Lisa Williams, co-founder + editor of TantrumXYZ, on why you shouldn’t lean until you wean
I’m going to have my hands full with the baby, I thought to myself. I will be so enraptured by the new arrival that I won’t care about the ‘mum tum’, I imagined. Most the baby weight will come off with the baby, I predicted. But then the baby arrived, and only one of the above came true. I DID have my hands full with the baby, as it happened, but the weight gain - only a quarter of which could be accounted for by my little newborn – bothered me immensely.
The first six weeks of my life as a mother were nearly unbearable. I was recovering from a c-section, which made me feel crumpled up and tender, as if the front of my body had been foreshortened by several inches which I was never going to get back. We had feeding issues which left me severely sleep-deprived and in so much pain I couldn’t bear even a bra or a bed sheet on top of me. I was so hunched over my shoulders would creak and fizz every time I stretched, and – as with all new parents – found the responsibility of keeping this beautiful, precious thing alive overwhelming. But I can’t deny that another factor in why that first stretch felt so long was the fact that I couldn’t do any exercise before getting the all-clear from my doctor at the six-week check.
I’ll point out now that I am not an obsessive exerciser or clean eater. I like swimming, running and yoga, but team sports feature in my nightmares, and I’d do almost anything for sugar. But I am vain, and the combination of a soft, swelling belly and those waist-high Sloggi pants made me feel as if I was Obelix to my pre-pregnancy Asterix. I’d look at my little underwear sets and non-maternity clothes like artefacts from a lost civilisation. I’d berate family for bringing over too much cake (knowing full well I’d be the one to devour the lot), and the long breastfeeds and continual sofa-dwelling got me down. I’d see someone jog past me on a warm summer evening and think, ‘She’s free.’
And if that sounds melodramatic, it’s because it was. I feel sad for myself that I felt this way. I feel sad that I had pre-registered for buggy fit so that I could go the day after I got the all-clear. And I feel sad that the first time I left my baby with someone else, to buy holiday clothes because nothing fit, felt like a failure rather than a triumph.
Because the thing is, trying to lose weight during this time was a futile exercise. I can see now how important that rest and good food was at that early stage. Even the junk food had its purpose. Relatives brought cakes to show that they cared. Friends brought round lasagne and pulled pork so we didn’t need to think about dinner. Moving beyond the first six weeks, I bonded with new friends over cake while our babies fed and slept. I wish I had enjoyed the rich food and laziness of that time. I could have had a much better time. As it was, it took six months for me to start getting back into sustainable healthy habits and fit again.

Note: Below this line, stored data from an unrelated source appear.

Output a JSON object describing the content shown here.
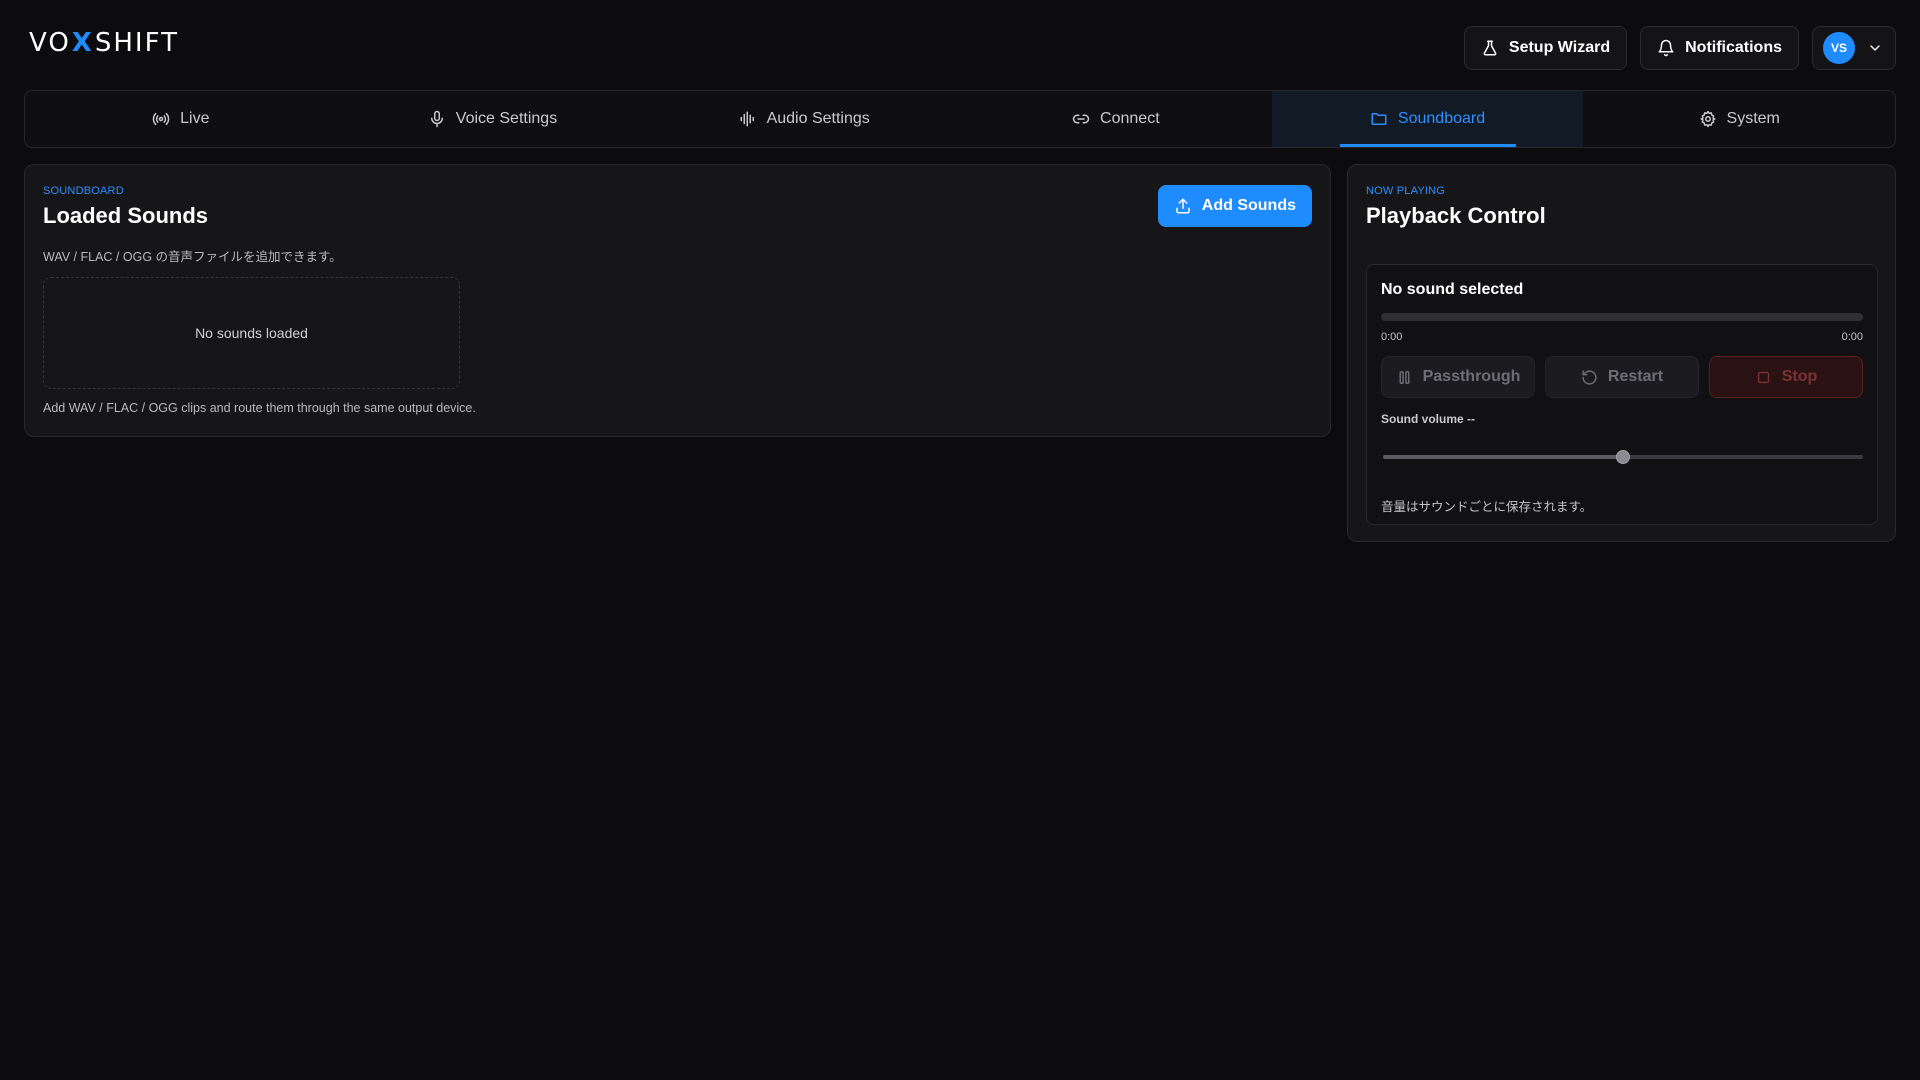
{
  "header": {
    "logo": {
      "left": "VO",
      "x": "X",
      "right": "SHIFT"
    },
    "setup_wizard_label": "Setup Wizard",
    "notifications_label": "Notifications",
    "user_initials": "VS"
  },
  "tabs": [
    {
      "label": "Live",
      "icon": "broadcast-icon"
    },
    {
      "label": "Voice Settings",
      "icon": "microphone-icon"
    },
    {
      "label": "Audio Settings",
      "icon": "waveform-icon"
    },
    {
      "label": "Connect",
      "icon": "link-icon"
    },
    {
      "label": "Soundboard",
      "icon": "folder-icon",
      "active": true
    },
    {
      "label": "System",
      "icon": "gear-icon"
    }
  ],
  "loaded_sounds": {
    "eyebrow": "SOUNDBOARD",
    "title": "Loaded Sounds",
    "add_button_label": "Add Sounds",
    "description": "WAV / FLAC / OGG の音声ファイルを追加できます。",
    "empty_text": "No sounds loaded",
    "footer_note": "Add WAV / FLAC / OGG clips and route them through the same output device."
  },
  "playback": {
    "eyebrow": "NOW PLAYING",
    "title": "Playback Control",
    "current_sound": "No sound selected",
    "progress": 0,
    "time_current": "0:00",
    "time_total": "0:00",
    "passthrough_label": "Passthrough",
    "restart_label": "Restart",
    "stop_label": "Stop",
    "volume_label": "Sound volume --",
    "volume_level": 0.5,
    "volume_note": "音量はサウンドごとに保存されます。"
  },
  "colors": {
    "accent": "#1e8bff",
    "background": "#0c0c0e",
    "card": "#161619",
    "stop_red": "#7c3236"
  }
}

As my son weaned, I taught myself what I was teaching him. He didn’t need processed sugar or added salt, just wholesome, tasty, healthy foods, eaten slowly and relished with every new flavour, texture and combination thereof. It felt wrong to sit there with a bakewell tart while he lapped up smashed carrots or popped blueberries into his mouth one by one. I also enjoyed the act of enjoying a meal together: whizzed-up pineapple and kale topped his Weetabix, then I’d add protein powder, flax and bran to make a smoothie for me. I’d make him porridge with whole milk, mango and Greek yoghurt, and realise it was a good, filling breakfast for me too. And by then he was old enough to sit up and laugh at me while I bounced around in buggy fit, and to have a proper bedtime, so I could do YouTube workouts after he had fallen asleep.
It felt right then, and it worked for me when everything before that hadn’t. If I have another baby, I’m going to be quite strict with myself. No Project Healthy Weight until Project Healthy Baby is six months old. Sure, I’ll do a yoga class before then, if I fancy it, but I will also enjoy a cake. And the big pants will stay as long as they need to because, let’s face it, they’re really comfortable.